Sans doute est-il exact que la manière de servir du requérant a été considérée comme satisfaisante pendant les premiers temps de son activité. Il est non moins exact que la situation a commencé à se détériorer lorsque le requérant a posé sa candidature au poste no 31, créé en vue de «coiffer» le poste no 30 qu’il occupait, alors que ce dernier poste — on se demande pourquoi — n’avait pas été mis au concours: cependant, dans une telle conjoncture, il était bien naturel que le requérant se présentât au poste nouvellement créé, puisque le sien n’était pas mis au concours, et qu’il a continué à l’occuper ad interim au delà d’un an, contrairement d’ailleurs à la réglementation en vigueur. Vous savez qu’en fait, c’est un fonctionnaire néerlandais, primitivement classé au-dessous du requérant, qui a été nommé au poste no 31. Enfin, après l’élimination du requérant, le poste no 30 a été mis au concours (le 18 avril 1963). Il y a là, à n’en pas douter, un ensemble de faits de nature à faire supposer que l’administration cherchait, par différents procédés, à éviter la titularisation de M. Leroy.

Cependant, ces diverses décisions ne sont pas attaquées devant vous, la seule étant le refus d’intégration au titre de l’article 93 du statut. Or, à cet égard, il y a lieu seulement de vérifier si les éléments que la commission a déclaré retenir à l’appui de ce refus pour justifier une appréciation d’inaptitude constituent la cause réelle de la décision. Rien ne permet d’affirmer le contraire.
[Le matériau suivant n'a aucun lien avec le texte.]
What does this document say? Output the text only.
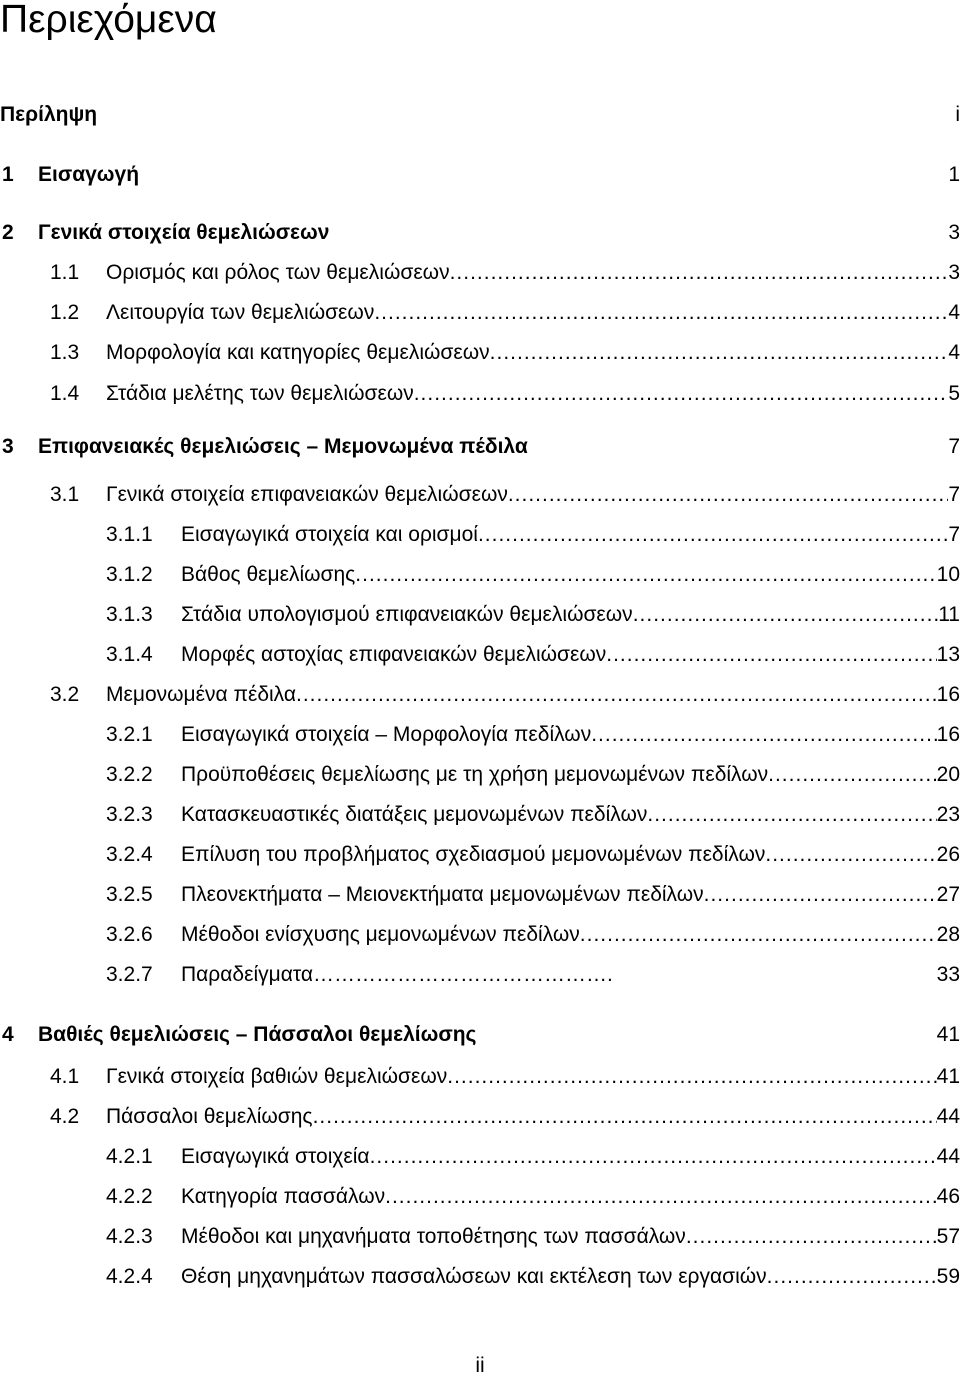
Περιεχόμενα
Περίληψη	i
1 Εισαγωγή	1
2 Γενικά στοιχεία θεμελιώσεων	3
1.1 Ορισμός και ρόλος των θεμελιώσεων .....	3
1.2 Λειτουργία των θεμελιώσεων .....	4
1.3 Μορφολογία και κατηγορίες θεμελιώσεων .....	4
1.4 Στάδια μελέτης των θεμελιώσεων .....	5
3 Επιφανειακές θεμελιώσεις – Μεμονωμένα πέδιλα	7
3.1 Γενικά στοιχεία επιφανειακών θεμελιώσεων .....	7
3.1.1 Εισαγωγικά στοιχεία και ορισμοί .....	7
3.1.2 Βάθος θεμελίωσης .....	10
3.1.3 Στάδια υπολογισμού επιφανειακών θεμελιώσεων .....	11
3.1.4 Μορφές αστοχίας επιφανειακών θεμελιώσεων .....	13
3.2 Μεμονωμένα πέδιλα .....	16
3.2.1 Εισαγωγικά στοιχεία – Μορφολογία πεδίλων .....	16
3.2.2 Προϋποθέσεις θεμελίωσης με τη χρήση μεμονωμένων πεδίλων .....	20
3.2.3 Κατασκευαστικές διατάξεις μεμονωμένων πεδίλων .....	23
3.2.4 Επίλυση του προβλήματος σχεδιασμού μεμονωμένων πεδίλων .....	26
3.2.5 Πλεονεκτήματα – Μειονεκτήματα μεμονωμένων πεδίλων .....	27
3.2.6 Μέθοδοι ενίσχυσης μεμονωμένων πεδίλων .....	28
3.2.7 Παραδείγματα …………………………………….	33
4 Βαθιές θεμελιώσεις – Πάσσαλοι θεμελίωσης	41
4.1 Γενικά στοιχεία βαθιών θεμελιώσεων .....	41
4.2 Πάσσαλοι θεμελίωσης .....	44
4.2.1 Εισαγωγικά στοιχεία .....	44
4.2.2 Κατηγορία πασσάλων .....	46
4.2.3 Μέθοδοι και μηχανήματα τοποθέτησης των πασσάλων .....	57
4.2.4 Θέση μηχανημάτων πασσαλώσεων και εκτέλεση των εργασιών .....	59
ii
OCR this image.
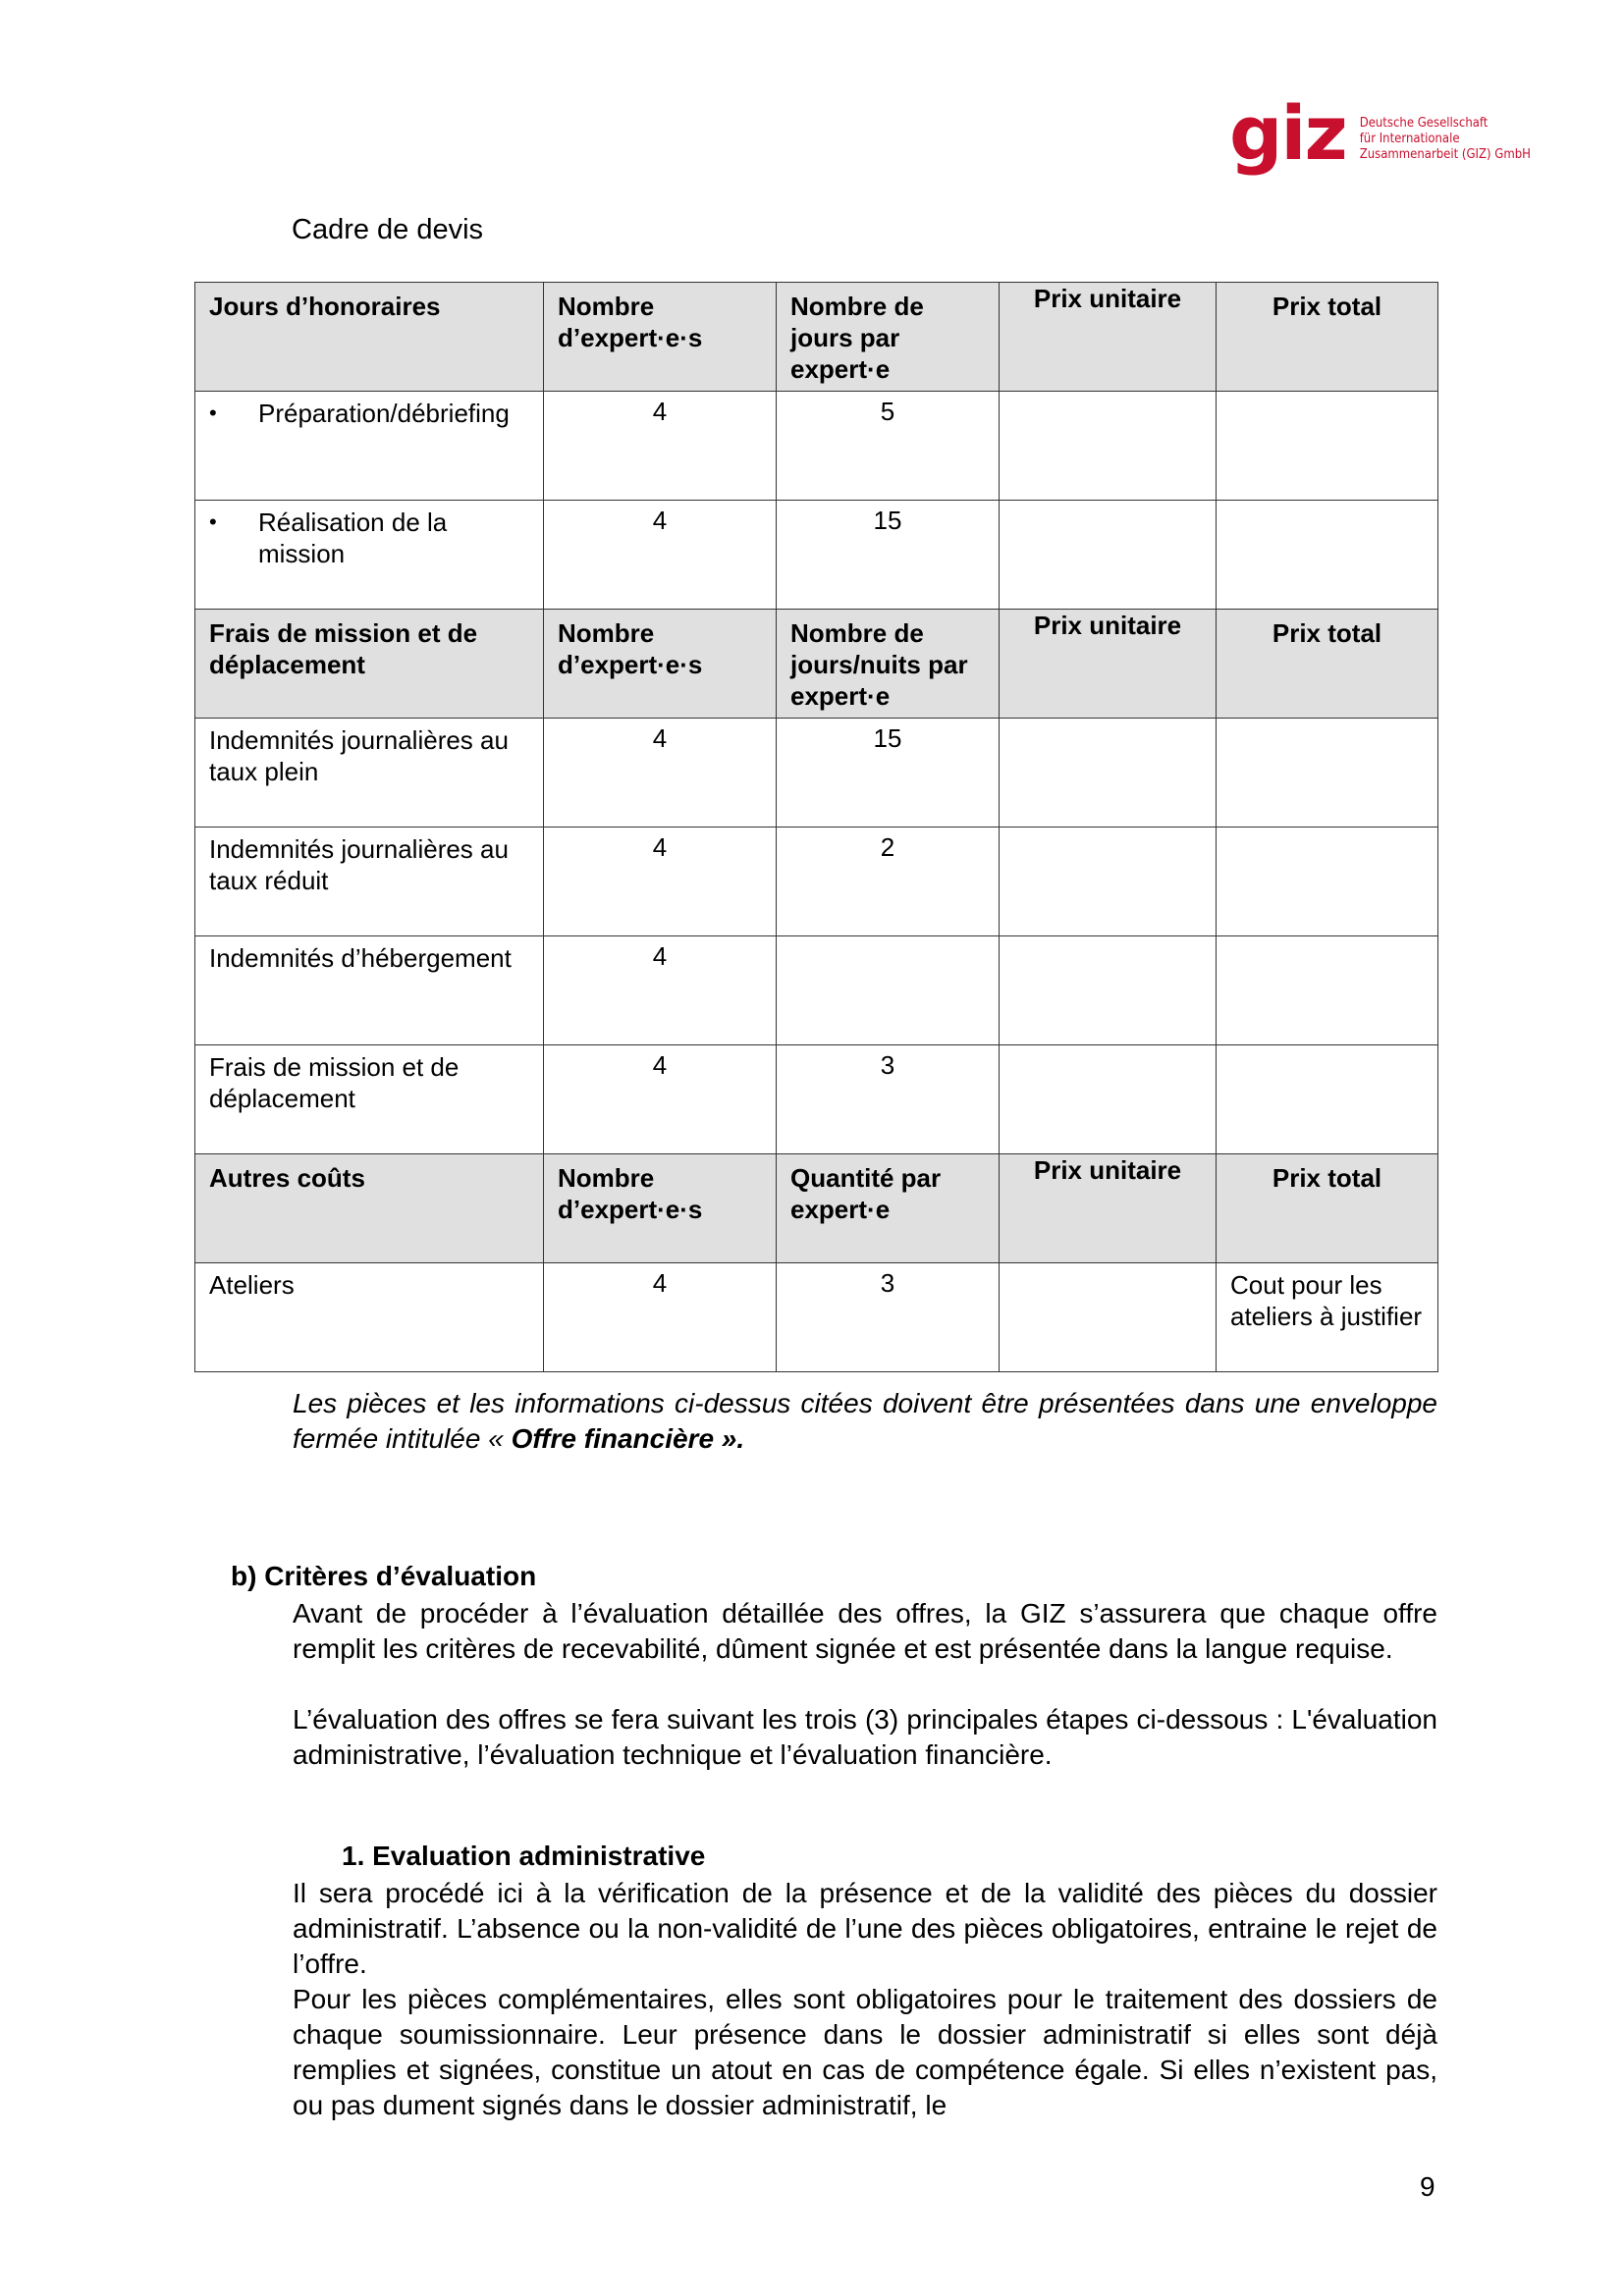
giz Deutsche Gesellschaft
für Internationale
Zusammenarbeit (GIZ) GmbH
Cadre de devis
Jours d’honoraires	Nombre d’expert·e·s	Nombre de jours par expert·e	Prix unitaire	Prix total

• Préparation/débriefing	4	5		

• Réalisation de la mission	4	15		
Frais de mission et de déplacement	Nombre d’expert·e·s	Nombre de jours/nuits par expert·e	Prix unitaire	Prix total
Indemnités journalières au taux plein	4	15		
Indemnités journalières au taux réduit	4	2		
Indemnités d’hébergement	4			
Frais de mission et de déplacement	4	3		
Autres coûts	Nombre d’expert·e·s	Quantité par expert·e	Prix unitaire	Prix total
Ateliers	4	3		Cout pour les ateliers à justifier
Les pièces et les informations ci-dessus citées doivent être présentées dans une enveloppe fermée intitulée « Offre financière ».
b) Critères d’évaluation
Avant de procéder à l’évaluation détaillée des offres, la GIZ s’assurera que chaque offre remplit les critères de recevabilité, dûment signée et est présentée dans la langue requise.
L’évaluation des offres se fera suivant les trois (3) principales étapes ci-dessous : L'évaluation administrative, l’évaluation technique et l’évaluation financière.
1. Evaluation administrative
Il sera procédé ici à la vérification de la présence et de la validité des pièces du dossier administratif. L’absence ou la non-validité de l’une des pièces obligatoires, entraine le rejet de l’offre.
Pour les pièces complémentaires, elles sont obligatoires pour le traitement des dossiers de chaque soumissionnaire. Leur présence dans le dossier administratif si elles sont déjà remplies et signées, constitue un atout en cas de compétence égale. Si elles n’existent pas, ou pas dument signés dans le dossier administratif, le
9
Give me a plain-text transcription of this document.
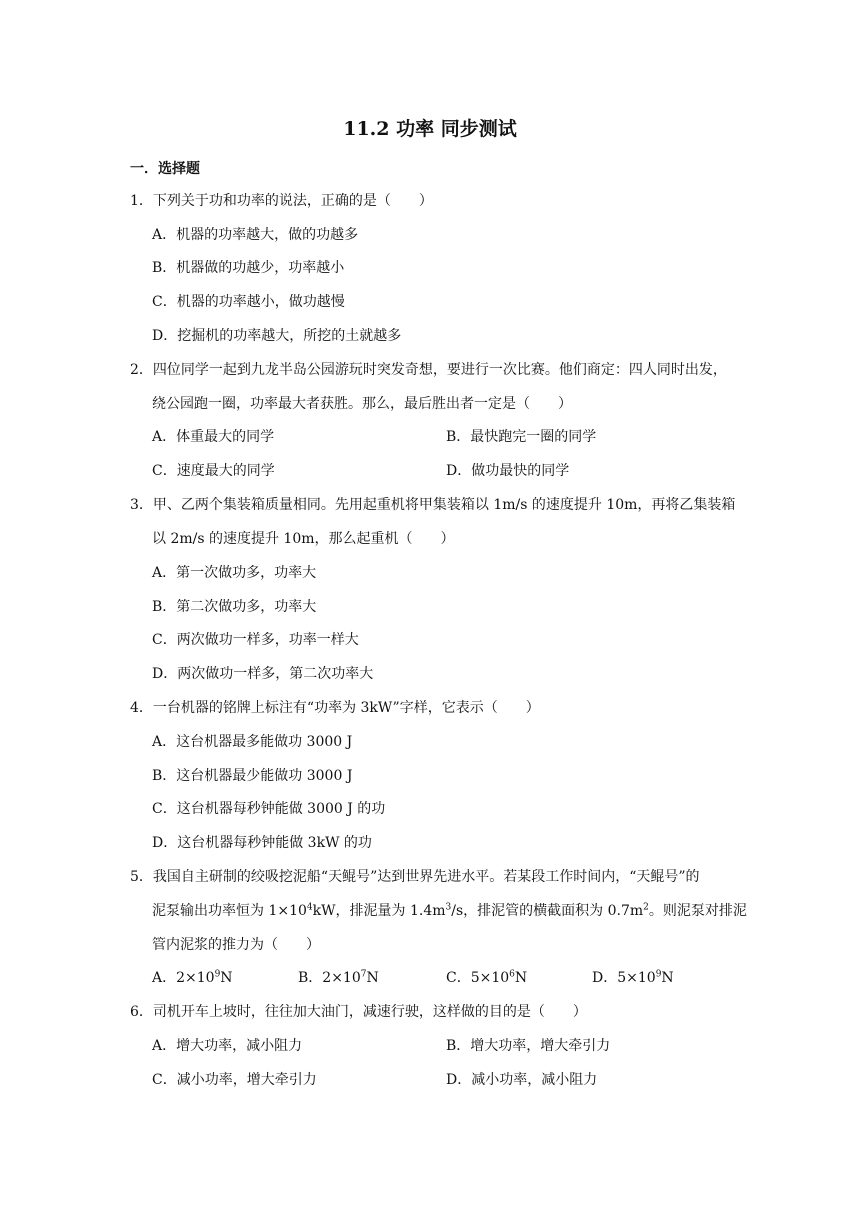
11.2 功率 同步测试
一．选择题
1．下列关于功和功率的说法，正确的是（　　）
A．机器的功率越大，做的功越多
B．机器做的功越少，功率越小
C．机器的功率越小，做功越慢
D．挖掘机的功率越大，所挖的土就越多
2．四位同学一起到九龙半岛公园游玩时突发奇想，要进行一次比赛。他们商定：四人同时出发，
绕公园跑一圈，功率最大者获胜。那么，最后胜出者一定是（　　）
A．体重最大的同学	B．最快跑完一圈的同学
C．速度最大的同学	D．做功最快的同学
3．甲、乙两个集装箱质量相同。先用起重机将甲集装箱以 1m/s 的速度提升 10m，再将乙集装箱
以 2m/s 的速度提升 10m，那么起重机（　　）
A．第一次做功多，功率大
B．第二次做功多，功率大
C．两次做功一样多，功率一样大
D．两次做功一样多，第二次功率大
4．一台机器的铭牌上标注有“功率为 3kW”字样，它表示（　　）
A．这台机器最多能做功 3000 J
B．这台机器最少能做功 3000 J
C．这台机器每秒钟能做 3000 J 的功
D．这台机器每秒钟能做 3kW 的功
5．我国自主研制的绞吸挖泥船“天鲲号”达到世界先进水平。若某段工作时间内，“天鲲号”的
泥泵输出功率恒为 $1\times 10^4kW$，排泥量为 $1.4m^3/s$，排泥管的横截面积为 $0.7m^2$。则泥泵对排泥
管内泥浆的推力为（　　）
A．$2\times 10^9N$	B．$2\times 10^7N$	C．$5\times 10^6N$	D．$5\times 10^9N$
6．司机开车上坡时，往往加大油门，减速行驶，这样做的目的是（　　）
A．增大功率，减小阻力	B．增大功率，增大牵引力
C．减小功率，增大牵引力	D．减小功率，减小阻力
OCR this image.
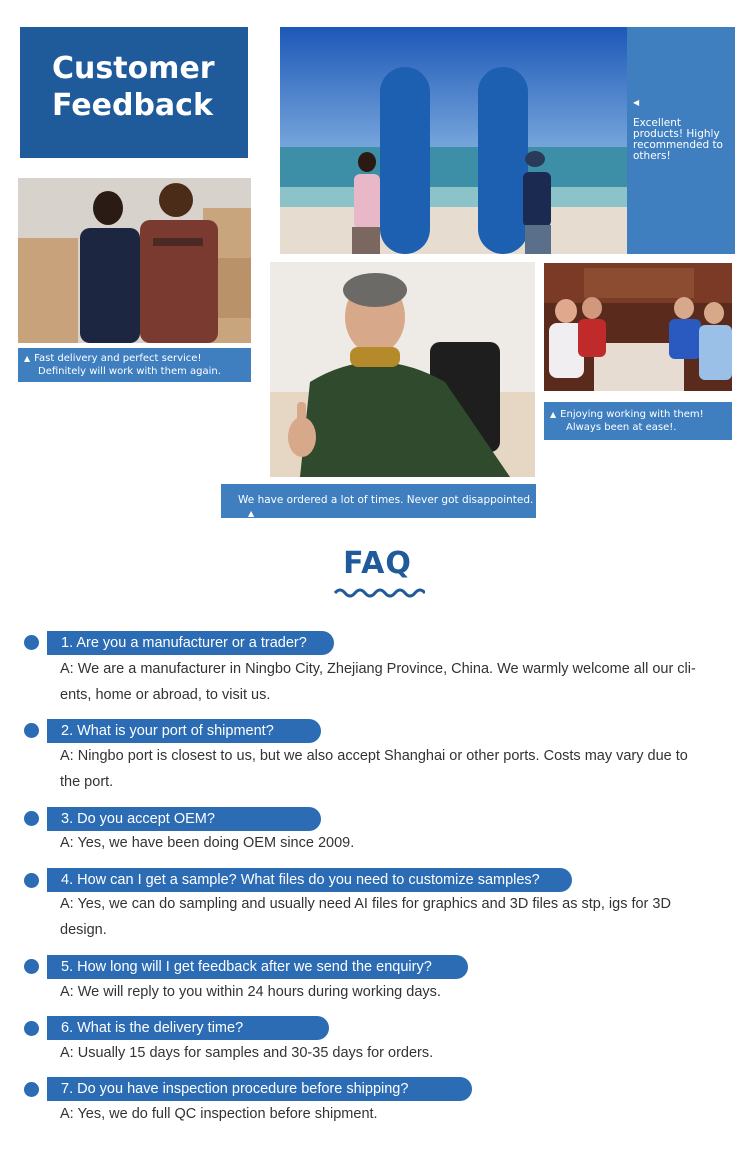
Customer
Feedback	◀
Excellent products! Highly recommended to others!
▲ Fast delivery and perfect service!
Definitely will work with them again.
We have ordered a lot of times. Never got disappointed. ▲
▲ Enjoying working with them!
Always been at ease!.
FAQ
1. Are you a manufacturer or a trader?
A: We are a manufacturer in Ningbo City, Zhejiang Province, China. We warmly welcome all our cli-ents, home or abroad, to visit us.
2. What is your port of shipment?
A: Ningbo port is closest to us, but we also accept Shanghai or other ports. Costs may vary due to the port.
3. Do you accept OEM?
A: Yes, we have been doing OEM since 2009.
4. How can I get a sample? What files do you need to customize samples?
A: Yes, we can do sampling and usually need AI files for graphics and 3D files as stp, igs for 3D design.
5. How long will I get feedback after we send the enquiry?
A: We will reply to you within 24 hours during working days.
6. What is the delivery time?
A: Usually 15 days for samples and 30-35 days for orders.
7. Do you have inspection procedure before shipping?
A: Yes, we do full QC inspection before shipment.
Il semble, à vrai dire, que les diverses circonstances que nous venons de rappeler ont attiré l’attention de la commission qui, de ce fait, s’est livrée à un examen particulièrement sérieux de la situation, décidant, par exemple, d’entendre le directeur général, puis l’intéressé lui-même, au lieu de se contenter du rapport nettement défavorable du chef direct, et que ce soit vraiment après avoir acquis la conviction de l’inaptitude du requérant à exercer les fonctions qui lui étaient confiées, depuis que celle-ci avaient quelque peu changé de nature par suite de la réorganisation du service, que la commission s’est décidée à refuser l’intégration.

En définitive, l’existence d’un détournement de pouvoir ne nous paraît pas établie.

Nous concluons au rejet des requêtes, les dépens afférents à la requête 35-62 étant, toutefois, supportés par la Haute Autorité.